In the fall of 2018, a bomb goes off at a water-bottling plant in the mountains of southwest Virginia, an incident the FBI declares an act of ecoterrorism. Arrested at the scene is Chris Bright, a mountain hermit with a long history of activism. Unaccounted for—and presumed dead—is Mara Wood, an installation artist who in the last two years has lost her son and left her husband.

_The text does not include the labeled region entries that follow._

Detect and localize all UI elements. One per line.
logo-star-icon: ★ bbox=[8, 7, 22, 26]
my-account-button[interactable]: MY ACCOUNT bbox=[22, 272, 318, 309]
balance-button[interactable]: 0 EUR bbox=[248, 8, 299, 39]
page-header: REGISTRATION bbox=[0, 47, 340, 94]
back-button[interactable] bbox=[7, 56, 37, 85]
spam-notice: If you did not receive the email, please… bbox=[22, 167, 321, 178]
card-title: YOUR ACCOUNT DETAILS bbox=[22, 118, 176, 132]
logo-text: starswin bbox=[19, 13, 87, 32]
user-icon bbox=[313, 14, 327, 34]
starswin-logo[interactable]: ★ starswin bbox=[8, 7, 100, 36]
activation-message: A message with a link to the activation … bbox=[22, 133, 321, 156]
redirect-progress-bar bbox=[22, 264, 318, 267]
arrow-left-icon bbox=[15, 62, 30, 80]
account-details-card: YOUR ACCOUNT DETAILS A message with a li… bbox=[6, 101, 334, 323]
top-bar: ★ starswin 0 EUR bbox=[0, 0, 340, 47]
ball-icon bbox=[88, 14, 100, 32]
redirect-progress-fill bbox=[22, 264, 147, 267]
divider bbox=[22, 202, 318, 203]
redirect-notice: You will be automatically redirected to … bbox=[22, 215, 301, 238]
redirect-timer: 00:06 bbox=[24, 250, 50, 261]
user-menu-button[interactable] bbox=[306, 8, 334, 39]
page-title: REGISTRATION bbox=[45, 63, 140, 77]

But Mara’s estranged husband David cannot quite believe she is dead, and as he goes about reconstructing the story of what happened, he begins to imagine an alternate narrative—one in which their son doesn’t die and his wife doesn’t leave him, one in which his wife doesn’t carry on a secret relationship with Chris Bright, a man bent on fighting back against the environmental despoliation of his Appalachian home. Lioness is a page-turning, heart-wrenching examination of extremism: What pushes people to act violently, and is that violence ever justified?
Mark Powell is the author of seven previous novels including Small Treasons (2017, Gallery/Simon and Schuster), and Lioness from West Virginia UP. He has received fellowships from the National Endowment for the Arts, the Breadloaf and Sewanee Writers' Conferences, and twice from the Fulbright Foundation to Slovakia and Romania. He directs the creative writing program at Appalachian State University in Boone, NC.
Deno Trakas is the former chair of the English Department and coordinator of the creative writing program at Wofford College. He's been a Hub City writer from the beginning and is the author of two chapbooks of poetry, a memoir, Because Memory Isn't Eternal, and a novel, Messenger from Mystery. His novel in progress is The Admiral of Smyrna.